Previous award recipient Tiffany House, chairman of the Board of Directors, The International Pompe Association said, “Receiving a 2014 PAL Award from Genzyme allowed us to implement the Pompe (Em)Power Pilot Programme and the results have been inspiring. Some of the participants have taken an active role in their national organizations and in international activities as a result of the lessons learned during the Programme. The future of international Pompe patient activities is brighter as a result of this Programme, and it was made possible by the PAL Award.”

Sanofi Genzyme has announced the following 2015 PAL Award grant recipients: Taiwan MPS Society with College of Medicine of National Taiwan University, Taipei College of Medicine, Mackay College of Medicine, China Medical College, National Cheng Kung University College of Medicine, Kaohsiung College of Medicine and Tzu Chi College of Medicine

Mucolipidosis Medical Student Summer Camp: Due to the rarity of mucolipidosis, this disease is significantly less well-known than other diseases. The two-day camp programme will provide medical students with an in-depth understanding of mucolipidosis so that when they join the medical care system, they will be better able to recognize the disease, helping patients receive earlier diagnosis and disease management.

Telerehabilitation Programme: Physiotherapy and rehabilitation measures are important activities for MPS patients to enable mobility and increased independence. However, there are often logistical barriers to in-person therapy including the high cost of transportation and the time required. A telerehabilitation program, which consists of performing remote rehabilitation therapy based on a video game model without the face-to-face assistance of a healthcare professional, will give patients and caregivers more flexibility in managing care in an at home environment.

International Niemann-Pick Disease Alliance (INPDA), a global network of non-profit organisations supporting those affected by Niemann-Pick Diseases (United Kingdom)

The NP Portal: Niemann-Pick diseases are global conditions, yet individuals experience diagnosis, clinical care and family support very differently. A Niemann-Pick information portal will help patient organizations around the world better support local families. The information it provides will be developed and maintained centrally, but accessible, downloadable and adaptable for local use as appropriate. The development of this shared resource will maximize limited resources and minimize duplication, promoting time- and cost-effective collaboration.

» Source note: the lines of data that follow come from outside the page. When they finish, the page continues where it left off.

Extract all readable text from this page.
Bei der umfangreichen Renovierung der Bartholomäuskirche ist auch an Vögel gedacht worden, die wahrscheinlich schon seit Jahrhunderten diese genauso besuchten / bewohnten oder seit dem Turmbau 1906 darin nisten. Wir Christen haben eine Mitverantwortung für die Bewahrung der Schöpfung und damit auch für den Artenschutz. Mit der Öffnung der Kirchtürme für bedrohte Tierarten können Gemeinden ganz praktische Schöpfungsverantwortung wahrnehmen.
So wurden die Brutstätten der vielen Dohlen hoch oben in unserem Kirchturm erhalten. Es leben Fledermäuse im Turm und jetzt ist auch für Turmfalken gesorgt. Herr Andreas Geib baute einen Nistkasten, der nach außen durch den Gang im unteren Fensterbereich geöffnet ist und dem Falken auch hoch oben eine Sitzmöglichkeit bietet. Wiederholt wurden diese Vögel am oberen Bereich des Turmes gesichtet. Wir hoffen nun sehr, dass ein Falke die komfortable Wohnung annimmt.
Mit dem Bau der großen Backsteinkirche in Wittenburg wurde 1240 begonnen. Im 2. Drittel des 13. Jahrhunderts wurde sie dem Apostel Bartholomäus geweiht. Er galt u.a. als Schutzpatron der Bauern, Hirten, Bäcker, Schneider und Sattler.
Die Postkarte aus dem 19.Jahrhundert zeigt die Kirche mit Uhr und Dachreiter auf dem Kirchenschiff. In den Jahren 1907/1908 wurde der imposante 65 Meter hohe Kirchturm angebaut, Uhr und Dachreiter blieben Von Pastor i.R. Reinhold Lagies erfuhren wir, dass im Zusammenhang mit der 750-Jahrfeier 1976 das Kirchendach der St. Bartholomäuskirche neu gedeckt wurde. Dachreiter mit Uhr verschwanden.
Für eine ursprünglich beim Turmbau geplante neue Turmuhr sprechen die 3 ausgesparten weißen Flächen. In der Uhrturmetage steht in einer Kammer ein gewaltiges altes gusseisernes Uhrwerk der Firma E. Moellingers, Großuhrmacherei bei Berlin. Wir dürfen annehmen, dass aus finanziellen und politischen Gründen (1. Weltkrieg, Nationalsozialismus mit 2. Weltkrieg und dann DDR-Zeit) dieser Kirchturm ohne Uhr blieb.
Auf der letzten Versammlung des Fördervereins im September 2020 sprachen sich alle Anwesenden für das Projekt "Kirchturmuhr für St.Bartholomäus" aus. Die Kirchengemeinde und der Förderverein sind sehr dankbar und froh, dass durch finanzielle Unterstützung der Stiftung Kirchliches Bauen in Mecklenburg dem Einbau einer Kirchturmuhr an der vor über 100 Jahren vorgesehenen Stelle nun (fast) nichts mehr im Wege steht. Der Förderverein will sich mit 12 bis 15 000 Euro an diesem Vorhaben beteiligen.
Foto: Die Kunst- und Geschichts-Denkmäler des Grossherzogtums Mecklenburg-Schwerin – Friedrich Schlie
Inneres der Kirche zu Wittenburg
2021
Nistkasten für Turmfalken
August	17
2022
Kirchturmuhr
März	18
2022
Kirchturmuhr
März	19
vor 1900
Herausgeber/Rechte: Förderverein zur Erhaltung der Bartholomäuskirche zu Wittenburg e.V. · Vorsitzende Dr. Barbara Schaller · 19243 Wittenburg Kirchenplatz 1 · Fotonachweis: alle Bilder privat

Lysosomal storage disorders (LSDs) are a group of more than 40 diseases. Each is caused by a genetic problem that results in the deficiency or malfunction of particular enzymes needed to remove waste material from cells. These waste molecules then accumulate, or are stored, in cell lysosomes (smaller compartments within the cells), disrupting cell function and causing a variety of symptoms. LSDs can be progressive, life-threatening and severely debilitating. Each LSD is caused by a different genetic problem and enzyme deficiency. Because these disorders are extremely rare – even the most common, Gaucher disease, only affects an estimated 10,000 people worldwide – it can be difficult to find information about them.